In [2]:
import numpy as np
import pandas as pd

%precision 3

'%.3f'

In [3]:
df = pd.read_csv('Data/ch2_scores_em.csv', index_col = 'student number')

In [4]:
en_scores = np.array(df['english'])[:10]
ma_scores = np.array(df['mathematics'])[:10]
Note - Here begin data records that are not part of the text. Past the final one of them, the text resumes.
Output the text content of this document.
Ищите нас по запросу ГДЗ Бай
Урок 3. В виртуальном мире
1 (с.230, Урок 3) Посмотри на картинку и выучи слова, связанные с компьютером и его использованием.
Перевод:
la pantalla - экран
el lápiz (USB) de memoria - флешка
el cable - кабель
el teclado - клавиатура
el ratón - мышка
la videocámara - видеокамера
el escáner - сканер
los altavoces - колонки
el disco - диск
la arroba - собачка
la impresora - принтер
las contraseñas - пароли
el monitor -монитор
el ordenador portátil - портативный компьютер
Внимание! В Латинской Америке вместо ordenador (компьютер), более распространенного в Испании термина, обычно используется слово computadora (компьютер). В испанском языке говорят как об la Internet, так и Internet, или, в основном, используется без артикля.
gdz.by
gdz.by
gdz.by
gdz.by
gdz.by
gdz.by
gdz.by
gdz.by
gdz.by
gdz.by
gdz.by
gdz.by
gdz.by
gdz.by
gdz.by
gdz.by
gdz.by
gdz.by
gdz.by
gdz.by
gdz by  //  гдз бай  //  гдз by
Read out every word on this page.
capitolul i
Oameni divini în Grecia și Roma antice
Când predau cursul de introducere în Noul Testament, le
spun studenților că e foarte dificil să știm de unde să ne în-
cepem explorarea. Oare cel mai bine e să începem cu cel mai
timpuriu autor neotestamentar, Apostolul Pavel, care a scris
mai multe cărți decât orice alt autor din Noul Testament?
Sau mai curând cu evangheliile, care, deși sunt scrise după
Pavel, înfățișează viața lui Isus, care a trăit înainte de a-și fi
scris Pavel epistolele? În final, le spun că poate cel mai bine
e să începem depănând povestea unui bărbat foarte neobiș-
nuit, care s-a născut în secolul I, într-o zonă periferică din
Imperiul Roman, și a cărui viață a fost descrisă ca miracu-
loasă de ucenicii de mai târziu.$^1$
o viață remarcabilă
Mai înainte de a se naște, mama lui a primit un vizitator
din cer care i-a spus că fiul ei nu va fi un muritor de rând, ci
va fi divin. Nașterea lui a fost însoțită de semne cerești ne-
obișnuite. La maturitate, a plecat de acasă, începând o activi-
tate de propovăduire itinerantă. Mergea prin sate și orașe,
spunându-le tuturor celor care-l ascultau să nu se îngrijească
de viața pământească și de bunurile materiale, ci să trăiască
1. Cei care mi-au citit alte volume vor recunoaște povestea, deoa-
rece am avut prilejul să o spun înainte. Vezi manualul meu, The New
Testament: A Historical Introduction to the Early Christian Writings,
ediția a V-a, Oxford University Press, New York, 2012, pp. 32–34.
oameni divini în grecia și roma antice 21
scores_df = pd.DataFrame({'english':en_scores,
                          'mathematics':ma_scores},
                         index=pd.Index(['A', 'B', 'C', 'D', 'E',
                                         'F', 'G', 'H', 'I', 'J'],
                                        name='student'))

scores_df

Unnamed: 0_level_0,english,mathematics
student,Unnamed: 1_level_1,Unnamed: 2_level_1
A,42,65
B,69,80
C,56,63
D,41,63
E,57,76
F,48,60
G,65,81
H,49,66
I,65,78
J,58,82


In [None]:
# 공분산 = 두 변수 간 편차 곱의 평균
# 분산: 편차^2의 루트, 항상 +값
# 공분산: x편차 * y편차의 평균, -값도 可

summary_df = scores_df.copy()
summary_df['english_deviation'] =\
    summary_df['english'] - summary_df['english'].mean()    # x편차(=x-x_hat)의 평균
summary_df['mathematics_deviation'] =\
    summary_df['mathematics'] - summary_df['mathematics'].mean()
summary_df['product of deviations'] =\
    summary_df['english_deviation'] * summary_df['mathematics_deviation']    # y편차(=y-y_hat)의 평균

summary_df

In [None]:
# 공분산 행렬(row, column...r,c로도 표현)
cov_mat= np.cov(en_scores, ma_scores, ddof=0)
cov_mat

In [None]:
# 행렬의 [0,0]: 영어의 분산
# 행렬의 [1,1]: 수학의 분산
cov_mat[0, 0], cov_mat[1, 1]

In [None]:
# variation 으로 확인 可
np.var(en_scores, ddof=0), np.var(ma_scores, ddof=0)

In [None]:

cov_mat[0, 1], cov_mat[1,0]

In [None]:
# 상관계수: 공분산 / 표준편차
# 단위에 영향받지 않는..

np.cov(en_scores, ma_scores, ddof=0)[0,1] /\
(np.std(en_scores) * np.std(ma_scores))

In [None]:

np.corrcoef(en_scores, ma_scores)

In [None]:
scores_df.corr()

In [None]:
# 산점도

import matplotlib.pyplot as plt

%matplotlib inline

In [None]:
english_scores = np.array(df['english'])
math_scores = np.array(df['mathematics'])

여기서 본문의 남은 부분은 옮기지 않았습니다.